Inspiration

Mini Martial Artists - Part 2

By BillyDataHayes Aug. 30, 2025, 1 a.m. Comments

TL;DR – I created a structure that uses statistics from the UFC to simulate fights between my Mini Martial Artists!

Setting Up the Problem

Alright so I haven’t returned to sleeping under a bridge for the past few months – I’ve been working on something far more counter-productive! In my quest to beat the system of sports betting I decided to focus on the different bets available in UFC fights. The reason for choosing the UFC was simple – two fighters enter and one fighter leaves. I also figured it was a sport that would have noisy data (making it much more difficult to predict the outcome of a fight) and therefore it would be difficult for bookies to set accurate lines. It also had the advantage of pitting individual opponents against one another, meaning I wouldn’t have to worry about balancing a team’s stats. The only stats that should matter in a fight are those of the individual fighter.
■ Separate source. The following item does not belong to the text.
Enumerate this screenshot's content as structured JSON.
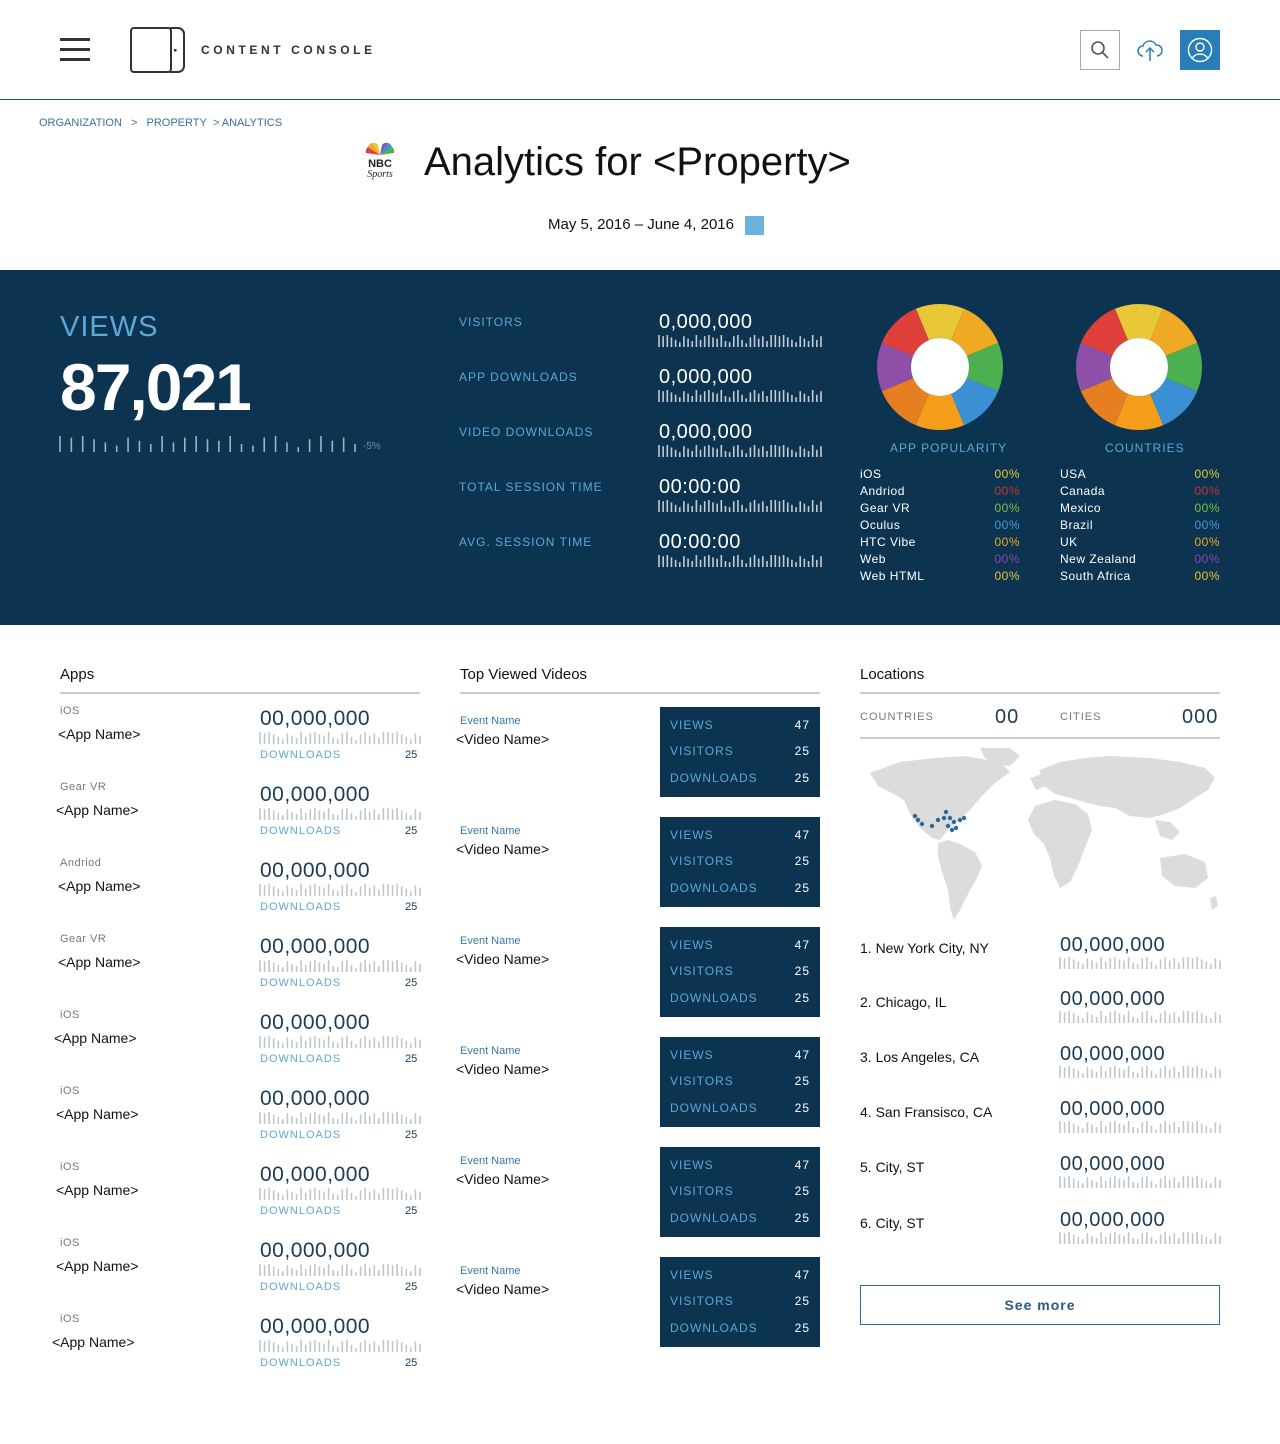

I came across a potentially useful website that included UFC fighters and their fight history. Not only does it contain information about who they fought and at what time, it had round-level data about how many times a fighter was taken down, the number of times they attempted a submission, the amount of time they spent in ground control, and even the number of times they were hit in the head! I was able to… acquire the data… and then parse and clean it to build a table that consists of roughly ~7,500 fights dating back to 1994 with UFC 2: No Way Out (a crazy time for the sport when any fighter could fight any opponent regardless of weight class). Due to the volume of data available on the site, I was able to collect ~430 different features on fighters which included things like the number of significant strikes to the head, body, and leg, the method of victory, and the total time of the fight.

While I was initially using this data to predict who would win a given fight (moneyline bets) and the total time a fight might take (totals bets), I had another idea to link this dataset to a project about some tiny fighters I worked on a while back. I got to wondering if there was some model I could make based on the available data that might make an interesting fight simulator. Then, I could assign one of these fighters the same stats as a real UFC fighter (a “Spirit Fighter”) and watch them brawl it out! If I could make an interesting enough system then it might be fun to play the role of the bookie and set lines for friends to gamble fake money on fake fights with fake mini martial artists (who fight with real heart).
I started out by drawing a sketch of the different positions an MMA (Mini Martial Arts) fighter might end up in and assigning a variable to each state transition:

It looks a little hectic now but don’t worry we’ll clean it up in just a moment. The main idea here is that there are 6 key states a fighter can end up in which include:

[distance, close, clinch, dominant_ground, unsecure_ground, vulnerable_ground]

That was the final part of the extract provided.